Да, почти все они искренне желают нам добра, но многим из них плохие вести с родины (ничего к лучшему не изменилось, да и не могло измениться) служат внутренним — разумеется, большей частью не осознанным, на уровне подсознания, и себе они в этом не признаются, — оправданием их отъезда на чужбину.
Но дело не только в этом. Явно не достает им информации. Даже если они более или менее регулярно слушают и смотрят то, что на новой их родине передает тамошнее телевидение и радио о России, время от времени читают какую-нибудь выходящую на русском языке газету, получаемая ими информация и в малой мере не отражает подлинной жизни нашей страны.
Я это остро почувствовал, оказавшись в их шкуре, когда месяц читал лекции в немецких университетах, переезжая с места на
Когда я попытался мысленно сложить все, что видел, слышал, читал о происходящем в России за этот месяц моей командировки в Германии, и сопоставить с тем, что я узнал из прочитанных по возвращении домой газет, из рассказов товарищей и коллег, выяснилось, что там, вдали от родины, мне была доступна лишь малая часть того, чем на самом деле жили дома, чем были поглощены, что волновало людей.

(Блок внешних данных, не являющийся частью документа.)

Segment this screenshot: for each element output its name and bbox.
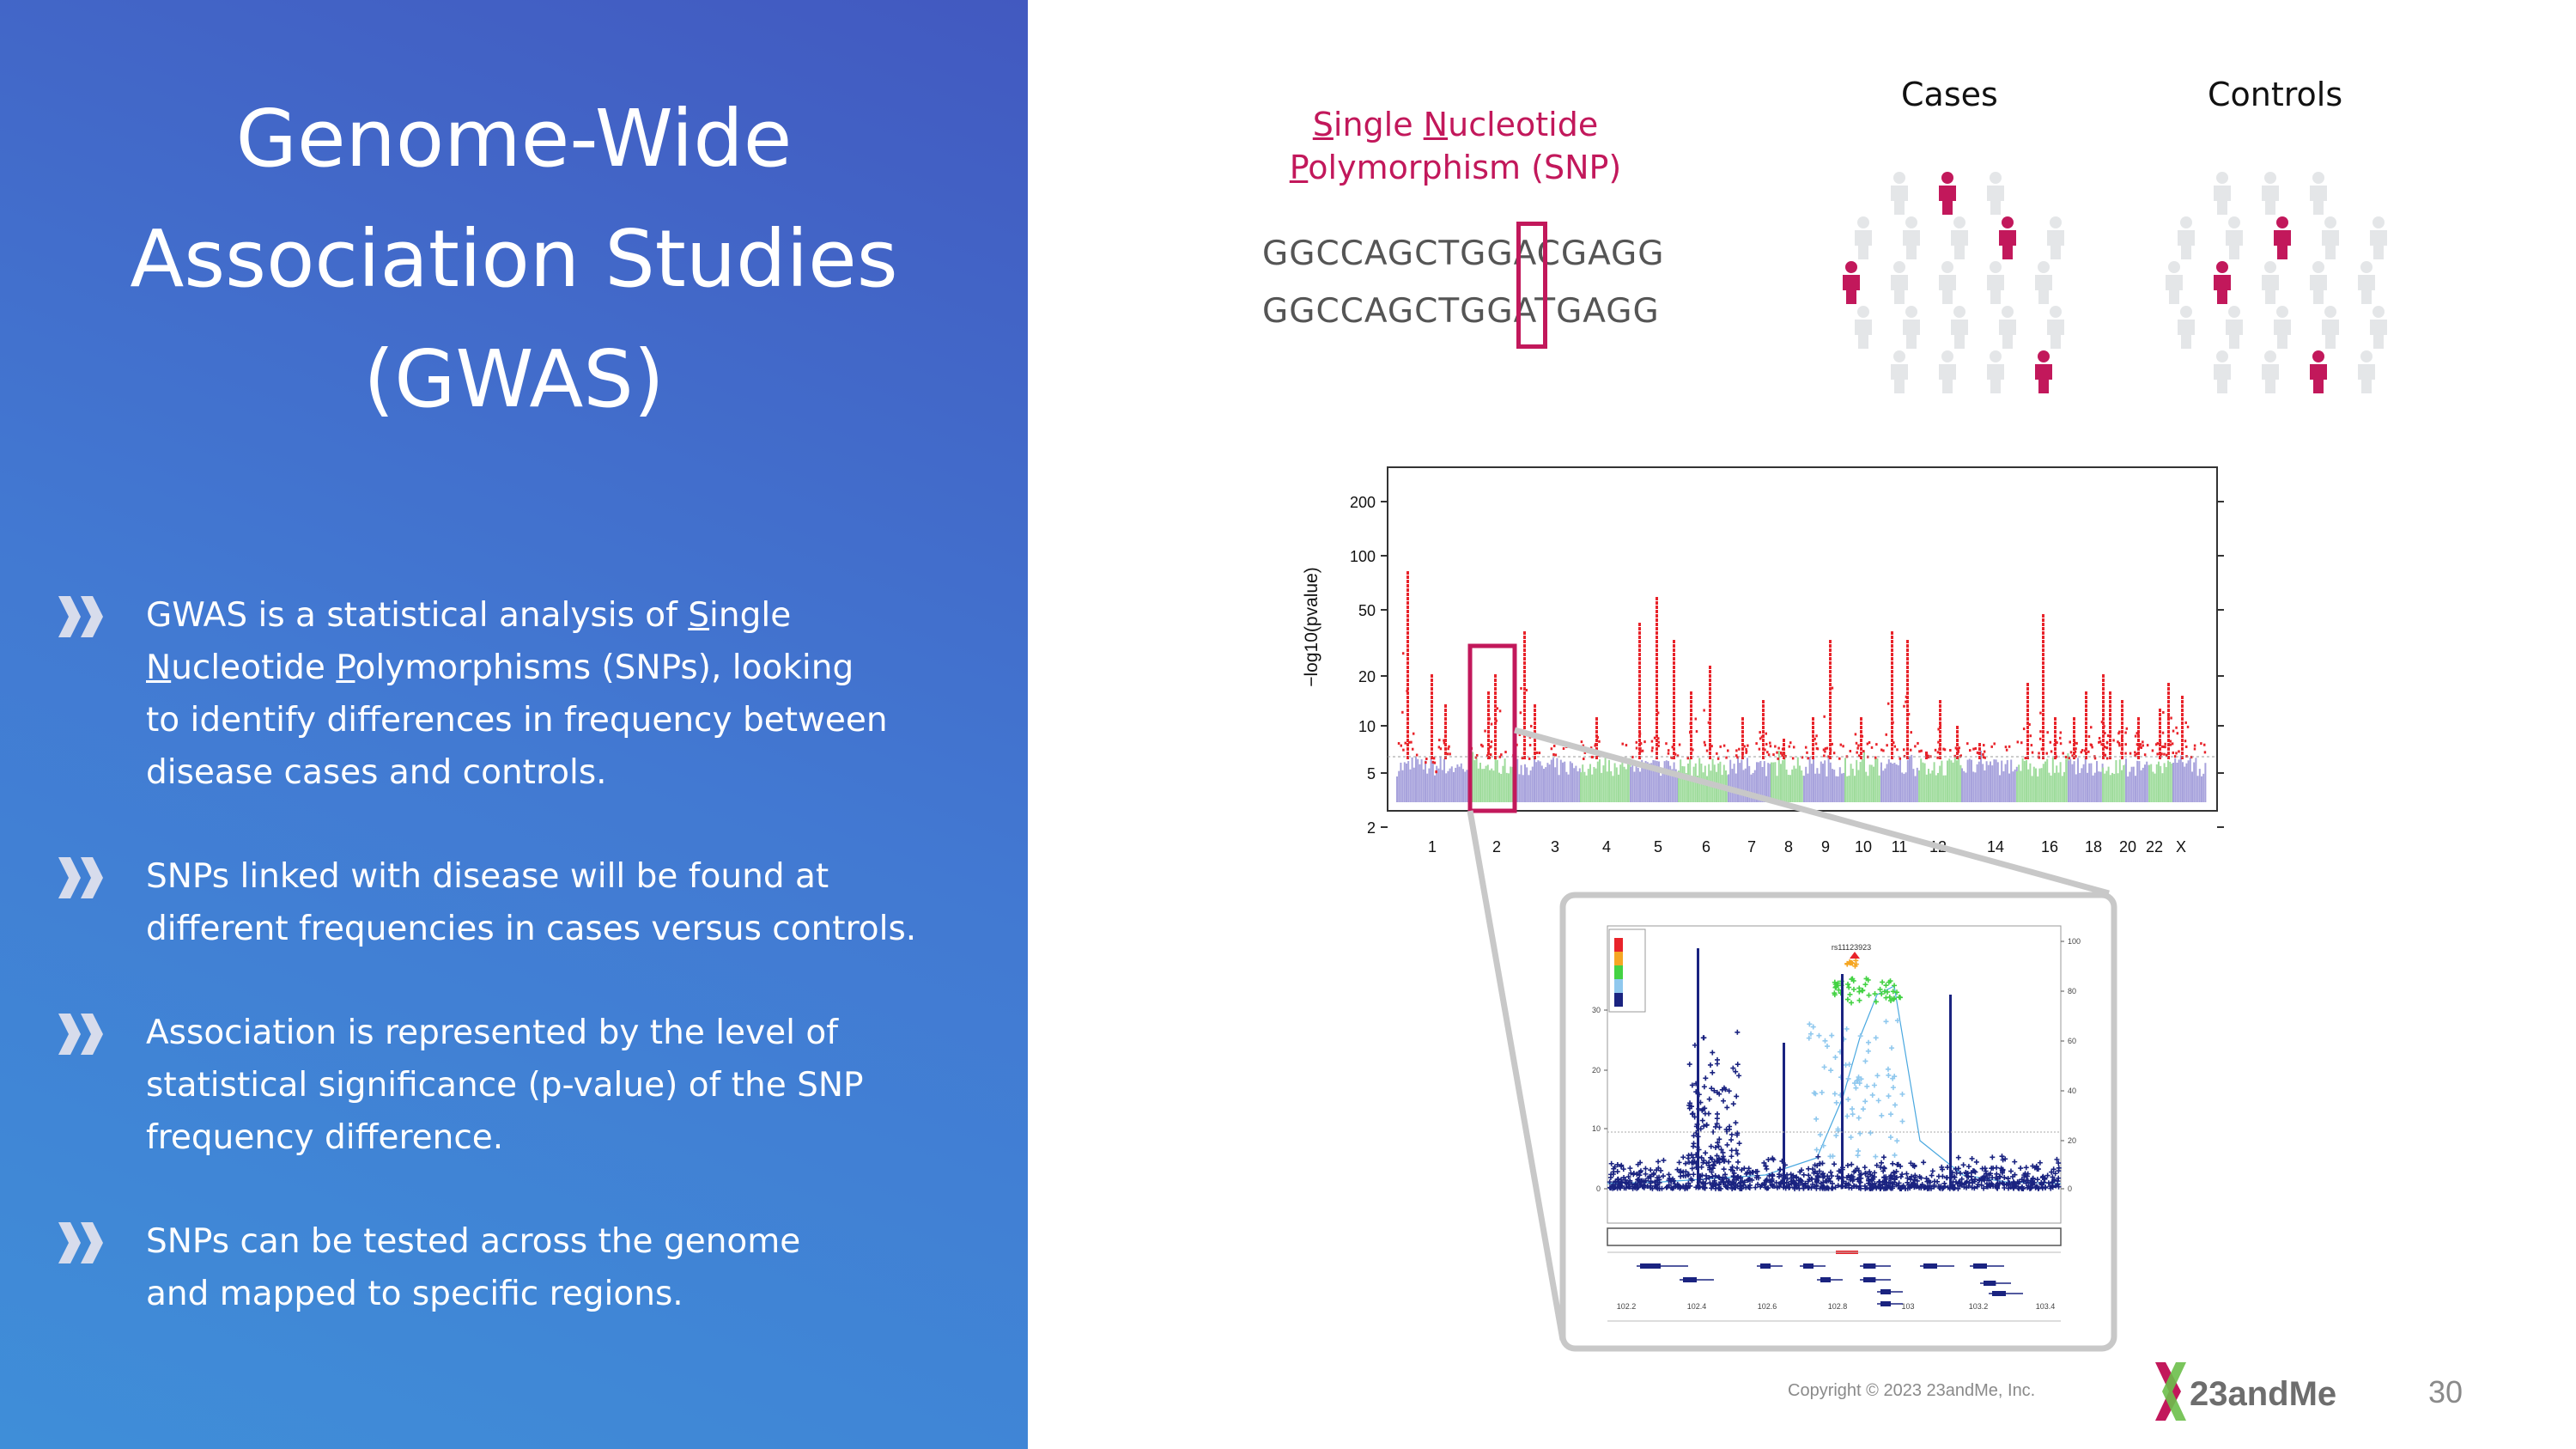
bullet-text-1: GWAS is a statistical analysis of Single… (146, 596, 888, 792)
y-tick-label: 10 (1358, 718, 1376, 735)
bullet-text-3: Association is represented by the level … (146, 1014, 864, 1157)
bullet-item-3: Association is represented by the level … (57, 1007, 1010, 1164)
controls-population (2166, 172, 2387, 393)
svg-text:60: 60 (2068, 1037, 2076, 1045)
page-number: 30 (2428, 1374, 2464, 1409)
sequence-2: GGCCAGCTGGATGAGG (1262, 292, 1660, 331)
svg-text:102.2: 102.2 (1617, 1302, 1637, 1311)
y-tick-label: 2 (1367, 819, 1376, 837)
y-tick-label: 50 (1358, 602, 1376, 619)
slide-title: Genome-Wide Association Studies (GWAS) (0, 79, 1028, 440)
manhattan-y-label: −log10(pvalue) (1302, 567, 1321, 687)
x-tick-label: 7 (1747, 838, 1756, 855)
svg-text:80: 80 (2068, 987, 2076, 995)
title-line-2: Association Studies (130, 213, 898, 305)
svg-text:103.2: 103.2 (1969, 1302, 1989, 1311)
y-tick-label: 20 (1358, 668, 1376, 685)
chromosome-band (1607, 1227, 2062, 1246)
chevron-icon (58, 1014, 103, 1055)
lead-snp-label: rs11123923 (1832, 943, 1871, 952)
plot-frame (1387, 466, 2218, 812)
x-tick-label: X (2176, 838, 2186, 855)
svg-text:40: 40 (2068, 1087, 2076, 1095)
manhattan-y-axis: 2 5 10 20 50 100 200 (1350, 494, 2224, 837)
x-tick-label: 5 (1654, 838, 1662, 855)
gene-track (1637, 1263, 2023, 1306)
svg-text:103.4: 103.4 (2036, 1302, 2056, 1311)
regional-points (1607, 948, 2062, 1191)
svg-text:102.6: 102.6 (1758, 1302, 1777, 1311)
x-tick-label: 20 (2119, 838, 2136, 855)
controls-label: Controls (2208, 76, 2343, 113)
x-tick-label: 16 (2041, 838, 2058, 855)
cases-label: Cases (1901, 76, 1998, 113)
title-line-3: (GWAS) (363, 333, 665, 425)
x-tick-label: 11 (1892, 838, 1908, 855)
x-tick-label: 22 (2146, 838, 2163, 855)
x-tick-label: 8 (1784, 838, 1793, 855)
chevron-icon (58, 1222, 103, 1263)
snp-title: Single Nucleotide Polymorphism (SNP) (1289, 106, 1622, 186)
bullet-item-4: SNPs can be tested across the genome and … (57, 1215, 1010, 1320)
svg-text:20: 20 (1592, 1066, 1601, 1075)
x-tick-label: 6 (1702, 838, 1710, 855)
x-tick-label: 4 (1602, 838, 1611, 855)
manhattan-x-axis: 1 2 3 4 5 6 7 8 9 10 11 12 14 16 18 20 22 X (1428, 838, 2186, 855)
bullet-item-2: SNPs linked with disease will be found a… (57, 850, 1010, 955)
svg-text:102.8: 102.8 (1828, 1302, 1848, 1311)
svg-text:103: 103 (1901, 1302, 1914, 1311)
x-tick-label: 12 (1929, 838, 1947, 855)
regional-plot: 0 10 20 30 0 20 40 60 80 100 102.2 102.4 102.6 102.8 1… (1559, 892, 2117, 1352)
y-tick-label: 5 (1367, 765, 1376, 782)
logo-text: 23andMe (2190, 1375, 2336, 1413)
chevron-icon (58, 857, 103, 898)
svg-text:0: 0 (1596, 1184, 1601, 1193)
x-tick-label: 18 (2085, 838, 2102, 855)
y-tick-label: 200 (1350, 494, 1376, 511)
23andme-logo: 23andMe (2155, 1362, 2336, 1421)
x-tick-label: 2 (1492, 838, 1501, 855)
svg-text:100: 100 (2068, 937, 2081, 946)
bullet-list: GWAS is a statistical analysis of Single… (57, 589, 1010, 1320)
svg-text:10: 10 (1592, 1124, 1601, 1133)
y-tick-label: 100 (1350, 548, 1376, 565)
snp-highlight-box (1516, 222, 1547, 349)
x-tick-label: 14 (1987, 838, 2004, 855)
svg-text:0: 0 (2068, 1184, 2072, 1193)
x-tick-label: 10 (1855, 838, 1872, 855)
regional-axes: 0 10 20 30 0 20 40 60 80 100 102.2 102.4 102.6 102.8 1… (1592, 937, 2081, 1311)
copyright-text: Copyright © 2023 23andMe, Inc. (1788, 1381, 2036, 1400)
x-tick-label: 9 (1821, 838, 1830, 855)
bullet-text-4: SNPs can be tested across the genome and … (146, 1222, 801, 1313)
svg-text:102.4: 102.4 (1687, 1302, 1707, 1311)
sequence-1: GGCCAGCTGGACGAGG (1262, 234, 1665, 273)
x-tick-label: 1 (1428, 838, 1437, 855)
bullet-item-1: GWAS is a statistical analysis of Single… (57, 589, 1010, 799)
svg-text:20: 20 (2068, 1136, 2076, 1145)
chevron-icon (58, 596, 103, 637)
x-tick-label: 3 (1551, 838, 1559, 855)
svg-text:30: 30 (1592, 1006, 1601, 1014)
title-line-1: Genome-Wide (235, 93, 793, 185)
cases-population (1843, 172, 2064, 393)
title-panel: Genome-Wide Association Studies (GWAS) G… (0, 0, 1028, 1449)
bullet-text-2: SNPs linked with disease will be found a… (146, 857, 917, 948)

Вот почему эмигранты очень часто имеют смутное, а то и превратное представление о том, что нынче происходит в России, и в своих суждениях о нашем сегодняшнем дне неизбежно опираются на свой доэмигрантский опыт, на те давние впечатления, которые были частью их былой жизни у нас.
«На фоне Пушкина снимается семейство» — это подметил Булат Окуджава. В Лувре японки, заполонившие все туристические маршруты и музеи Европы (что похвально), да так, что к надписям на французском, английском, немецком пришлось добавить японские, снимаются рядом с Венерой Милосской. Беспрерывно щелкают фотоаппараты. Наверное, эти снимки будут дома им служить доказательством, что они видели это величайшее творение искусства.
Им и в голову не приходит, что таким образом они вольно или невольно как бы вступают в соревнование с богиней, в соревнование, на которое ни одна женщина во плоти — даже самая распрекрасная — не должна отваживаться, потому что обречена на поражение.
В бельгийском курортном городке Кнокке на одной из площадей сооружен фонтан, представляющий собой ангела в ситуации знаменитого «Мальчика-Писа». То ли скульптор хотел изобразить падшего ангела, то ли доказать, что ничто человеческое не чуждо даже ангелам, — не берусь судить о его замысле.
Меня, знающего, что в подобных случаях бывает у нас (какую истерику закатили, например, деятели православной церкви, добиваясь запрета показа по телевидению фильма Мартина Скорсезе «Последнее искушение Христа»), заинтересовало другое: как верующие и церковь относятся к фривольной скульптуре, не воспринимают ли они ее как кощунство, не требуют ли снести?
Я спросил об этом местного жителя. Мой вопрос удивил его: «Как это снести? Почему? Кому не нравится, кто лишен чувства юмора, пусть не смотрит. Вот и все. Причем здесь церковь? Она занимается своими храмами. Фонтаны не ее дело».
Я рванулся к вешалке, чтобы помочь уходящим дамам облачиться в пальто, но знакомый американский русист (дело было в Нью-Йорке на круглом столе в университете) удержал меня:
— Не вздумайте! Нарветесь на ортодоксальную феминистку, и она закатит вам скандал — сочтет за унижение, оскорбление.